The following steps allow Immuta to be used with existing Snowflake accounts.

  1. Immuta is configured to integrate with the organization’s Snowflake account and (optionally) share a single sign on (such as Okta), allowing users in Immuta to map to the same users in Snowflake. (Alternatively, that mapping can be inferred by using the same usernames in both Snowflake and Immuta.)

  2. CREATE_DATA_SOURCE permissions are granted to specific users to allow them to expose Snowflake table metadata and enforce policies.

  3. If tags are used to drive policies, users can manually add tags when tables are imported, Immuta can automatically tag sensitive data (if Sensitive Data Detection is enabled), or users can pull tags from external catalogs that are mapped to the tables being exposed.

  4. Policies are created and enforced on tables.

  5. The CREATE_PROJECT permission is granted to specific users so they can create their own Immuta projects and create the appropriate Snowflake contexts. These users can drive what projects and hence what Snowflake contexts exist. Note: When users leave a project or a project is deleted, that Snowflake context will be removed from their Snowflake accounts.

  6. The CREATE_DATA_SOURCE_IN_PROJECT permission is given to specific users so they can expose their derived tables in the project; the derived tables will inherit the policies, and then the data can be shared outside the project.

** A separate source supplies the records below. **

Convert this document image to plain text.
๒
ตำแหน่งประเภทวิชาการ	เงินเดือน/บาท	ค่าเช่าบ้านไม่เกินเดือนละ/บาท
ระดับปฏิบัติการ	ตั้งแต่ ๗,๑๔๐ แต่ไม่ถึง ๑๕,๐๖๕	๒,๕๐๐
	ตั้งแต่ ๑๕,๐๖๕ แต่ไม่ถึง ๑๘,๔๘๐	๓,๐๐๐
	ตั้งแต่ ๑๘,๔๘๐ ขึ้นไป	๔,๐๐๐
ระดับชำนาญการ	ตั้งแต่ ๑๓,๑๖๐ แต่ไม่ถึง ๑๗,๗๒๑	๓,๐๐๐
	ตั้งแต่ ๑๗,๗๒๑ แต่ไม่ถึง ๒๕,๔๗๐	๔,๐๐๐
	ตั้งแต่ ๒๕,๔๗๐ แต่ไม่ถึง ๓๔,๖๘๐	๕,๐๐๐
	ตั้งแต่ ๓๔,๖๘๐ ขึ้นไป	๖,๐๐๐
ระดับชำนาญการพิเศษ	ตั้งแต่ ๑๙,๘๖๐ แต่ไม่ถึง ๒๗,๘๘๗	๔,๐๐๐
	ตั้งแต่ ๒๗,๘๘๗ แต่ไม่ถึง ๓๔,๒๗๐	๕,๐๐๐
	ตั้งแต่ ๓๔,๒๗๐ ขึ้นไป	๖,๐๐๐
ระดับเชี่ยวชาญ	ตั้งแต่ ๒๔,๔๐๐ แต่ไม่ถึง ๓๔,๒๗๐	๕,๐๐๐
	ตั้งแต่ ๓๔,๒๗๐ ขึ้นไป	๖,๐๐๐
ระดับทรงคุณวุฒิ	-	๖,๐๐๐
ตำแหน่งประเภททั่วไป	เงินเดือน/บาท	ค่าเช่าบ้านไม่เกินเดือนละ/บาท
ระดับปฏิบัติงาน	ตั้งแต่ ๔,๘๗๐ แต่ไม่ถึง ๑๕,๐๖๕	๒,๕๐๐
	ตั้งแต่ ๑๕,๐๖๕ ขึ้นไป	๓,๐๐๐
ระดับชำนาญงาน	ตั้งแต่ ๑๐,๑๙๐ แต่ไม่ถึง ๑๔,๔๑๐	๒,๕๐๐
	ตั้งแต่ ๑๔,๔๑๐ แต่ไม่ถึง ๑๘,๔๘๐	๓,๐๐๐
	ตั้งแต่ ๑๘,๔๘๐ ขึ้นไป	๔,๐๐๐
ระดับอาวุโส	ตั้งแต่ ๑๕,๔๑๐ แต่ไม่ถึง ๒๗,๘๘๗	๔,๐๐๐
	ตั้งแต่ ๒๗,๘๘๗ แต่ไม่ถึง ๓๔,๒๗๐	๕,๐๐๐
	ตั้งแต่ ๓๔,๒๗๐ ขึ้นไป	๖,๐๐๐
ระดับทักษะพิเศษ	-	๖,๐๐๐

  7. Users access data only through secure views in Snowflake (via Immuta projects), which significantly decreases the amount of role management for administrators in Snowflake. Organizations should also consider having a user in Snowflake who is able to create databases and make GRANTs on those databases and having separate users who are able to read and write from those tables.

Benefits

  • Few roles to manage in Snowflake; that complexity is pushed to Immuta, which is designed to simplify it.
  • A small set of users has direct access to raw tables; most users go through secure views only, but raw database access can be segmented across departments.
  • Policies are built by the individual database administrators within Immuta and are managed in a single location, and changes to policies are automatically propagated across thousands of tables’ secure views.
  • Self-service access to data based on data policies.
  • Users work in various contexts in Snowflake natively, based on their collaborators and their purpose, without fear of leaking data.
  • All policies are enforced natively in Snowflake without performance impact.

    • Security is maintained through Snowflake primitives (roles and secure views).
    • Performance and scalability is maintained (no proxy).
  • Policies can be driven by metadata, allowing massive scale policy enforcement with only a small set of actual policies.

  • Derived tables can be shared back out through Immuta, improving collaboration.
  • User access and removal are immediately reflected in secure views.

Limitations

  • Snowflake workspaces do not support differential privacy policies. Any Snowflake sources with differential privacy policies applied will not be created within the native Snowflake workspace.
  • Native derived data sources can't be query-backed.